Donna Lucas Peterson of Kingston grew up on a dairy farm, so visiting the old barns brought back childhood memories for her. She has come to all three barn tours.

“I helped feed the cows, and I was out in the barn more than the house,” she said. “I don’t like to see barns torn down. They’re uniquely made and very interesting.”

Charlie and Nancy Schelkopf’s Kingston barn was built in 1937 and was built using wooden pegs. While it’s now used for storage, it once housed cows, horses and chickens. Ed Peterson, a volunteer at the Schelkopf farm, said at the time the barn was built, farming was transitioning from horses to tractors.

“People are interested in barns because they’re built to last more than 100 years. This is part of our heritage, and soon there will only be a few left,” he said. 

This is the second year that Amy and Dale Hamilton of Sandwich have taken the barn tour. Amy said she thinks of barns as works of art.

“The quality of the craftsmanship is incredible, and you can tell it’s the original construction,” she said about the Schelkopf barn. “I like to the smell of them. I grew up with a barn in my backyard, and it was the best place ever to play.”

Roger Watson of Genoa was making wood barn pegs, similar to the ones used to build the Schelkopf barn.

“There were no nails used in that barn,” he said. “I love to do this work. It’s a part of history, and much of it is lost.”

Julie Bingham was hosting the tour on her family’s Clare barn, which was built in 1939 and once housed cattle and now is used for equipment storage. The barn still has its original wood, but Julie and her husband Art replaced the roof and siding in 2009.

“My husband wanted to honor what his grandfather built,” Julie Bingham said. ”It’s a part of farming that’s gone because we don’t need barns anymore. But the foundation was crumbling, and something needed to be done. So we decided to preserve it instead of tearing it down.”

The last stop on the tour was the Glidden barn located at the Glidden Homestead. The brick barn, which was built around 1870, was once used to show the Gliddens’ horses, Roger Keys said. 

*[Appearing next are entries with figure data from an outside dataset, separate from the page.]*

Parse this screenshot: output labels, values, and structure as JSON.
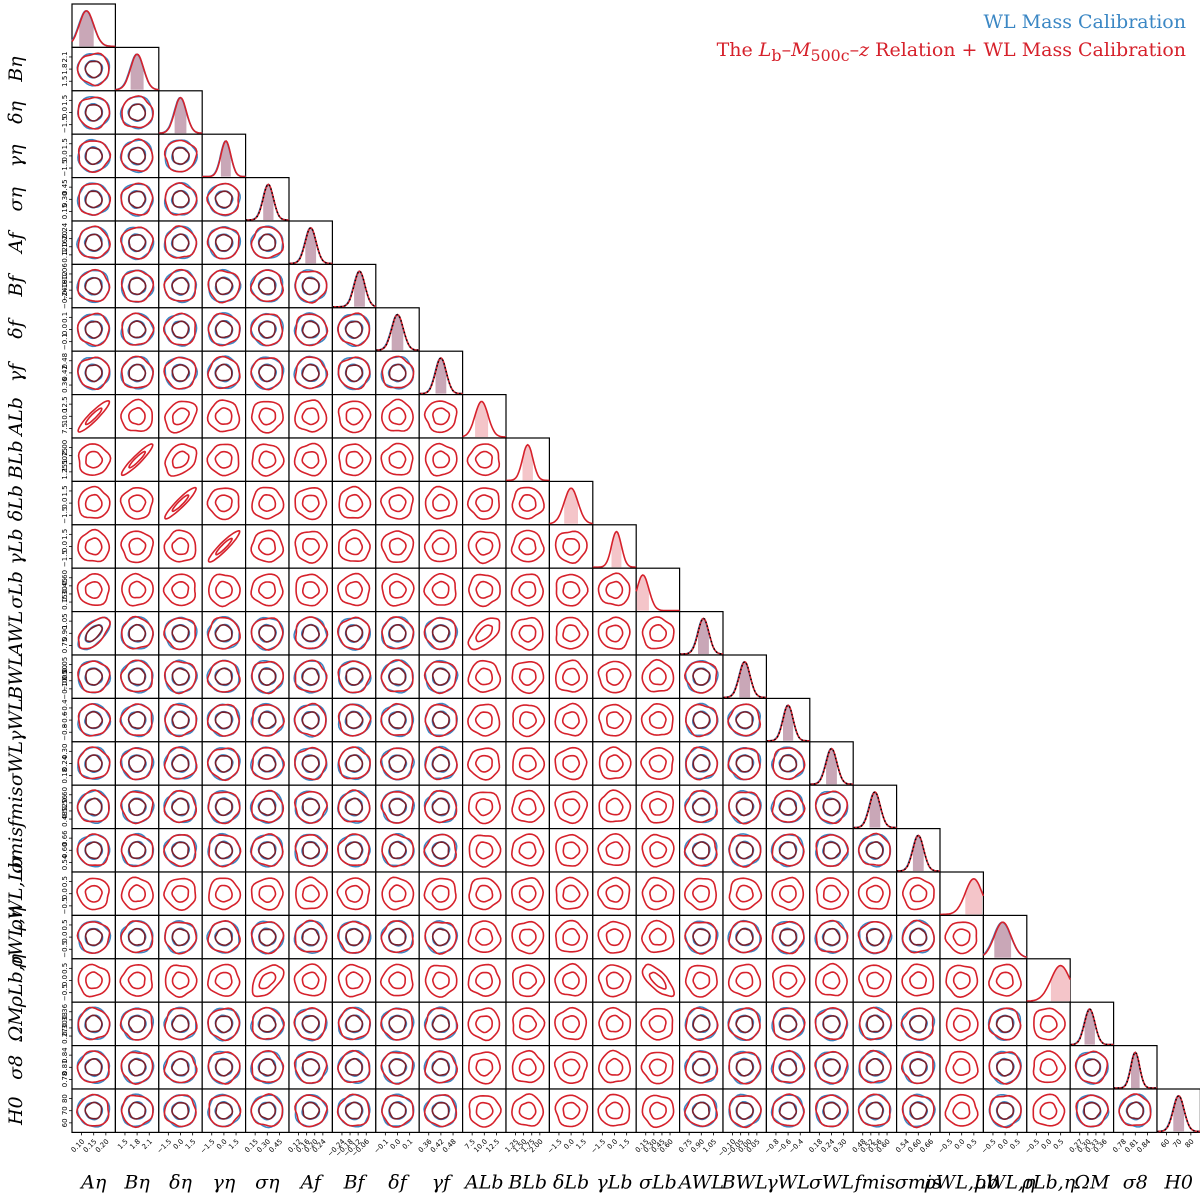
{
  "legend": [
    {
      "label": "WL Mass Calibration",
      "color": "#3b87c4"
    },
    {
      "label": "The Lb–M500c–z Relation + WL Mass Calibration",
      "color": "#d6212b"
    }
  ],
  "chart_data": {
    "type": "corner",
    "title": "",
    "grid": false,
    "legend_placement": "top-right",
    "series": [
      {
        "name": "WL Mass Calibration",
        "color": "#3b87c4"
      },
      {
        "name": "The Lb–M500c–z Relation + WL Mass Calibration",
        "color": "#d6212b"
      }
    ],
    "parameters": [
      {
        "label": "Aη",
        "ticks": [
          "0.10",
          "0.15",
          "0.20"
        ],
        "mean": 0.12,
        "sd": 0.025,
        "range": [
          0.07,
          0.22
        ],
        "wl": true
      },
      {
        "label": "Bη",
        "ticks": [
          "1.5",
          "1.8",
          "2.1"
        ],
        "mean": 1.7,
        "sd": 0.15,
        "range": [
          1.2,
          2.2
        ],
        "wl": true
      },
      {
        "label": "δη",
        "ticks": [
          "−1.5",
          "0.0",
          "1.5"
        ],
        "mean": 0.0,
        "sd": 0.6,
        "range": [
          -2.2,
          2.2
        ],
        "wl": true
      },
      {
        "label": "γη",
        "ticks": [
          "−1.5",
          "0.0",
          "1.5"
        ],
        "mean": 0.2,
        "sd": 0.5,
        "range": [
          -2.2,
          2.2
        ],
        "wl": true
      },
      {
        "label": "ση",
        "ticks": [
          "0.15",
          "0.30",
          "0.45"
        ],
        "mean": 0.3,
        "sd": 0.05,
        "range": [
          0.08,
          0.5
        ],
        "wl": true,
        "prior": true
      },
      {
        "label": "Af",
        "ticks": [
          "0.12",
          "0.16",
          "0.20",
          "0.24"
        ],
        "mean": 0.18,
        "sd": 0.02,
        "range": [
          0.1,
          0.26
        ],
        "wl": true,
        "prior": true
      },
      {
        "label": "Bf",
        "ticks": [
          "−0.24",
          "−0.18",
          "−0.12",
          "−0.06"
        ],
        "mean": -0.12,
        "sd": 0.03,
        "range": [
          -0.27,
          -0.03
        ],
        "wl": true,
        "prior": true
      },
      {
        "label": "δf",
        "ticks": [
          "−0.1",
          "0.0",
          "0.1"
        ],
        "mean": 0.0,
        "sd": 0.04,
        "range": [
          -0.15,
          0.15
        ],
        "wl": true,
        "prior": true
      },
      {
        "label": "γf",
        "ticks": [
          "0.36",
          "0.42",
          "0.48"
        ],
        "mean": 0.42,
        "sd": 0.025,
        "range": [
          0.32,
          0.52
        ],
        "wl": true,
        "prior": true
      },
      {
        "label": "ALb",
        "ticks": [
          "7.5",
          "10.0",
          "12.5"
        ],
        "mean": 9.5,
        "sd": 1.2,
        "range": [
          6.0,
          14.0
        ],
        "wl": false
      },
      {
        "label": "BLb",
        "ticks": [
          "1.25",
          "1.50",
          "1.75",
          "2.00"
        ],
        "mean": 1.6,
        "sd": 0.12,
        "range": [
          1.1,
          2.1
        ],
        "wl": false
      },
      {
        "label": "δLb",
        "ticks": [
          "−1.5",
          "0.0",
          "1.5"
        ],
        "mean": 0.0,
        "sd": 0.7,
        "range": [
          -2.2,
          2.2
        ],
        "wl": false
      },
      {
        "label": "γLb",
        "ticks": [
          "−1.5",
          "0.0",
          "1.5"
        ],
        "mean": 0.2,
        "sd": 0.5,
        "range": [
          -2.2,
          2.2
        ],
        "wl": false
      },
      {
        "label": "σLb",
        "ticks": [
          "0.15",
          "0.30",
          "0.45",
          "0.60"
        ],
        "mean": 0.1,
        "sd": 0.09,
        "range": [
          0.0,
          0.65
        ],
        "wl": false
      },
      {
        "label": "AWL",
        "ticks": [
          "0.75",
          "0.90",
          "1.05"
        ],
        "mean": 0.92,
        "sd": 0.05,
        "range": [
          0.7,
          1.1
        ],
        "wl": true,
        "prior": true
      },
      {
        "label": "BWL",
        "ticks": [
          "−0.10",
          "−0.05",
          "0.00",
          "0.05"
        ],
        "mean": -0.03,
        "sd": 0.025,
        "range": [
          -0.13,
          0.07
        ],
        "wl": true,
        "prior": true
      },
      {
        "label": "γWL",
        "ticks": [
          "−0.8",
          "−0.6",
          "−0.4"
        ],
        "mean": -0.6,
        "sd": 0.07,
        "range": [
          -0.9,
          -0.3
        ],
        "wl": true,
        "prior": true
      },
      {
        "label": "σWL",
        "ticks": [
          "0.18",
          "0.24",
          "0.30"
        ],
        "mean": 0.24,
        "sd": 0.025,
        "range": [
          0.14,
          0.34
        ],
        "wl": true,
        "prior": true
      },
      {
        "label": "fmis",
        "ticks": [
          "0.48",
          "0.52",
          "0.56",
          "0.60"
        ],
        "mean": 0.54,
        "sd": 0.02,
        "range": [
          0.46,
          0.62
        ],
        "wl": true,
        "prior": true
      },
      {
        "label": "σmis",
        "ticks": [
          "0.54",
          "0.60",
          "0.66"
        ],
        "mean": 0.6,
        "sd": 0.025,
        "range": [
          0.5,
          0.7
        ],
        "wl": true,
        "prior": true
      },
      {
        "label": "ρWL,Lb",
        "ticks": [
          "−0.5",
          "0.0",
          "0.5"
        ],
        "mean": 0.5,
        "sd": 0.35,
        "range": [
          -0.9,
          0.9
        ],
        "wl": false
      },
      {
        "label": "ρWL,η",
        "ticks": [
          "−0.5",
          "0.0",
          "0.5"
        ],
        "mean": -0.1,
        "sd": 0.35,
        "range": [
          -0.9,
          0.9
        ],
        "wl": true
      },
      {
        "label": "ρLb,η",
        "ticks": [
          "−0.5",
          "0.0",
          "0.5"
        ],
        "mean": 0.5,
        "sd": 0.4,
        "range": [
          -0.9,
          0.9
        ],
        "wl": false
      },
      {
        "label": "ΩM",
        "ticks": [
          "0.27",
          "0.30",
          "0.33",
          "0.36"
        ],
        "mean": 0.305,
        "sd": 0.012,
        "range": [
          0.26,
          0.36
        ],
        "wl": true,
        "prior": true
      },
      {
        "label": "σ8",
        "ticks": [
          "0.78",
          "0.81",
          "0.84"
        ],
        "mean": 0.81,
        "sd": 0.012,
        "range": [
          0.75,
          0.87
        ],
        "wl": true,
        "prior": true
      },
      {
        "label": "H0",
        "ticks": [
          "60",
          "70",
          "80"
        ],
        "mean": 70,
        "sd": 3,
        "range": [
          58,
          82
        ],
        "wl": true,
        "prior": true
      }
    ],
    "correlations": [
      {
        "row": "ALb",
        "col": "Aη",
        "r": 0.92
      },
      {
        "row": "BLb",
        "col": "Bη",
        "r": 0.93
      },
      {
        "row": "δLb",
        "col": "δη",
        "r": 0.93
      },
      {
        "row": "γLb",
        "col": "γη",
        "r": 0.93
      },
      {
        "row": "AWL",
        "col": "Aη",
        "r": 0.6
      },
      {
        "row": "AWL",
        "col": "ALb",
        "r": 0.6
      },
      {
        "row": "ρLb,η",
        "col": "σLb",
        "r": -0.7
      },
      {
        "row": "ρLb,η",
        "col": "ση",
        "r": 0.5
      },
      {
        "row": "ALb",
        "col": "δη",
        "r": 0.3
      },
      {
        "row": "BLb",
        "col": "δη",
        "r": 0.3
      }
    ]
  }
}
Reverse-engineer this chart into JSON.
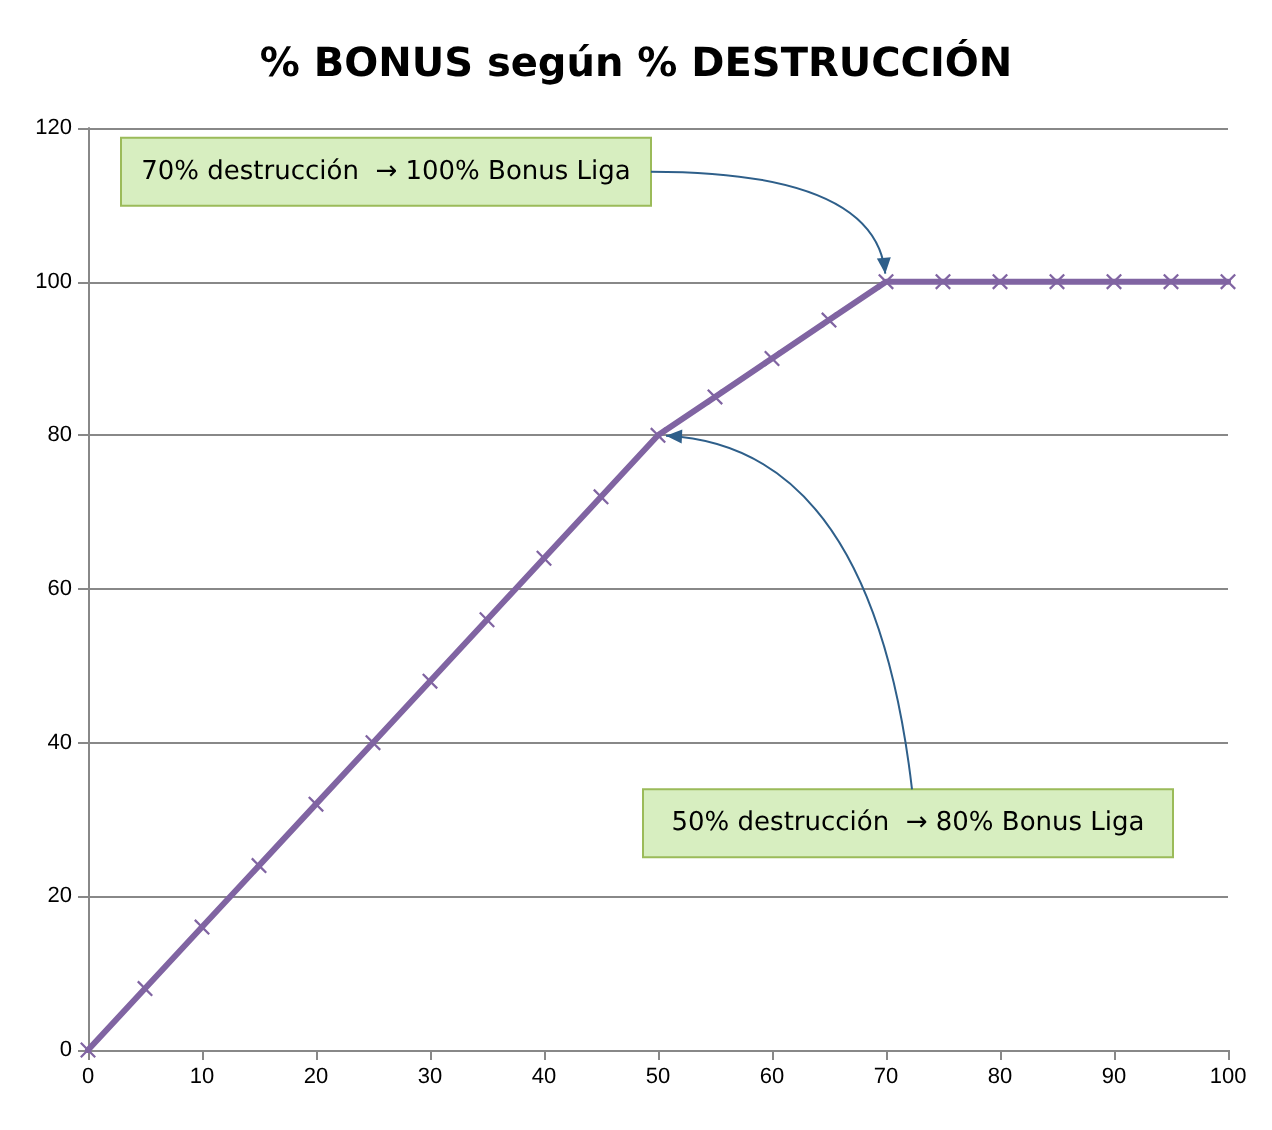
{
  "chart_data": {
    "type": "line",
    "title": "% BONUS según % DESTRUCCIÓN",
    "x": [
      0,
      5,
      10,
      15,
      20,
      25,
      30,
      35,
      40,
      45,
      50,
      55,
      60,
      65,
      70,
      75,
      80,
      85,
      90,
      95,
      100
    ],
    "series": [
      {
        "color": "#8064a2",
        "values": [
          0,
          8,
          16,
          24,
          32,
          40,
          48,
          56,
          64,
          72,
          80,
          85,
          90,
          95,
          100,
          100,
          100,
          100,
          100,
          100,
          100
        ]
      }
    ],
    "xlim": [
      0,
      100
    ],
    "xticks": [
      0,
      10,
      20,
      30,
      40,
      50,
      60,
      70,
      80,
      90,
      100
    ],
    "ylim": [
      0,
      120
    ],
    "yticks": [
      0,
      20,
      40,
      60,
      80,
      100,
      120
    ],
    "grid": "y",
    "marker": "cross",
    "line_style": "solid",
    "annotations": [
      {
        "text": "70% destrucción  → 100% Bonus Liga",
        "x": 70,
        "y": 100
      },
      {
        "text": "50% destrucción  → 80% Bonus Liga",
        "x": 50,
        "y": 80
      }
    ]
  }
}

“This isn’t a typical farm barn, because very few were brick. This is a big, high-end carriage barn that was extremely well-built, and it’s significant,” said Keys, who was hosting the tour of the Glidden barn.  

Monika Marschall, who is from Germany, was touring the barns with her husband, Scott Curts of Aurora. Marschall said she thinks it’s a miracle that so many of the barns on the tour still are standing.

“Every barn was different in its own way,” she said of the eight barns. “I like the red barns because they stand out. We don’t have big red barns in Germany. I liked talking to the owners and hearing their stories.”